The roots of Slovenia’s current crisis lie in this uneasy transition from socialism to the free market. Many of Slovenia’s best companies remained in the hands of the state and a new generation of ‘managers’. Many of these managerial executives took out huge loans to buy controlling stakes in the businesses they ran.
Slovenian banks relied on the cheap credit that flowed in the wake of joining the European Union in 20004 and, particularly, the Euro currency three years later to fund these managerial buyouts. When the credit crunch hit in 2008 loans stopped performing.
Attempts by Slovenian bank to plug the gap in their finances by tightening lending to the national economy has contributed to the slowdown in Slovenia but not solved the country’s banking crisis. Its two leading banks, Nova Ljubljanska Banka and Nova Kreditna Banka Maribor, are badly in need of recapitalisation.

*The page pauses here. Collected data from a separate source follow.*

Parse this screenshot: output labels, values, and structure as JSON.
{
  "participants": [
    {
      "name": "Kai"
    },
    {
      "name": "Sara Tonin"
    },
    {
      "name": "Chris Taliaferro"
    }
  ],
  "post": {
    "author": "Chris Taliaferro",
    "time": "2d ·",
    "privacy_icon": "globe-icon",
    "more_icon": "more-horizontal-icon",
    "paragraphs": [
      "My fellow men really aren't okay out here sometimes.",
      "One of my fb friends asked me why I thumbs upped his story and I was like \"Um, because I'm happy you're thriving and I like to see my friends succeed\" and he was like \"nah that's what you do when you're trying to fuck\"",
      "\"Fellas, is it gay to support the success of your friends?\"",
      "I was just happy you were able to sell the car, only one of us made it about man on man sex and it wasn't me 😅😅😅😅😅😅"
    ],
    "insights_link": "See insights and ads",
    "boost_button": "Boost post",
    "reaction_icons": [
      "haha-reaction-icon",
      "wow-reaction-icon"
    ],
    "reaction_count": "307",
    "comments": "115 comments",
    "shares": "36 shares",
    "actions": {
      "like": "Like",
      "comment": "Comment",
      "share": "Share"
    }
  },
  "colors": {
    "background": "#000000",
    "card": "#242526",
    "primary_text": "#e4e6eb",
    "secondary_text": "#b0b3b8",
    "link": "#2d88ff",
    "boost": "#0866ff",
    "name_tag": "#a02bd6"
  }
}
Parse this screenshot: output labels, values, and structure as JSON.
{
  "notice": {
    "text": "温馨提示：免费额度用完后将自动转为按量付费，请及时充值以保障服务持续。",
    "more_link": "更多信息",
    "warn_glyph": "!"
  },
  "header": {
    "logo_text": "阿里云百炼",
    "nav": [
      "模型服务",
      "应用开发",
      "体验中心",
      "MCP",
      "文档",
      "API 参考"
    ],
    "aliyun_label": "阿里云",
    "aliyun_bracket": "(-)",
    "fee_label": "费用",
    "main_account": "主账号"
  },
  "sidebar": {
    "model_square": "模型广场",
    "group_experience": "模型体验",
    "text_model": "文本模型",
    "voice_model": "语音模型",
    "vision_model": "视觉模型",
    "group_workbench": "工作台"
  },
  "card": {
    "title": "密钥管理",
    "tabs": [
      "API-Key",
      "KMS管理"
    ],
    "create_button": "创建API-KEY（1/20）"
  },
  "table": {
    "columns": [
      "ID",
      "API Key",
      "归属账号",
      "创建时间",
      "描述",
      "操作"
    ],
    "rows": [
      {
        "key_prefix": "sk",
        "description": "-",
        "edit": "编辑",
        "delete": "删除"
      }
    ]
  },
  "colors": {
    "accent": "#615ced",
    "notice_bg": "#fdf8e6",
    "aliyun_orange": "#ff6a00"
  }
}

Last month, Nova Ljubljanska Banka’s Chief Executive Officer Janko Medja said that the bank would transfer €1.3bn ($1.69bn) of non-performing loans to the new "bad" bank.
"Slovenia’s problem was not the (global) economic crisis it was the naivety of the banking sector," said Igor Luksic, a professor of politics at Ljubljana University and president of the opposition Social Democrats. "There was a great appetite for real estate and the great appetite of managers who wanted to buy their companies. That made the crisis of the banking sector."
'State of shock'
The crisis has also laid bare the close connections between business and politics in Slovenia. Earlier this year, Prime Minister, Janez Jansa, was forced to step down after a report from a national anti-corruption agency identified irregularities in his tax returns. Ninety-four per cent of Slovenians consider bribes to be a normal practice in business, according to a recent study by Ernst & Young.
It is not all bad news for Slovenia. At 56 percent, public debt is well below the EU average. The Slovenian banking sector is just 1.6 times GDP. There are some success business stories, especially in technology. But with an export-led economy and a paucity of lending at home, there is no end in sight for the Slovenia’s economic travails, despite Wednesday’s cautious green light from Brussels.
"The economy has collapsed. We have a corrupted political class and a managerial system," said Franc Trcek, professor of sociology at the University of Ljubljana. "People have said that they have enough. At the same time half of the people will go and vote for the old parties. The other half are in apathy."
On the streets of Slovenia, apathy has given way to frustration. Last autumn, a series of protests broke out over the decision to introduce speed cameras in Maribor, a once prosperous industrial city near the border with Austria. Thousands took to the streets in what became known as the "Maribor Uprising".
For the first time since Slovenia’s independence from Yugoslavia in 1991, riot police fired tear gas on its citizens. Maribor’s mayor, Franc Kangler, was forced to step down, but not before the protests had spread across Slovenia, contributing to the downfall of the Jansa government in Ljubljana.
The demonstrations have died down, for now, but journalist Primoz Cirman believes they could reignite again. "The fire is out but the fuel is still there," he said as a summer shower pours down on the outdoor market on Petkovsek Embankment in Ljubljana.
As for Slovenia, Cirman said that the current crisis shows that the country didn’t manage the transition from communism to capitalism as well as it - and the rest of the world - had thought. "We are now in the state of shock that Slovenia avoided 20 years ago. Maybe our story is proof that you can’t change systems without a shock."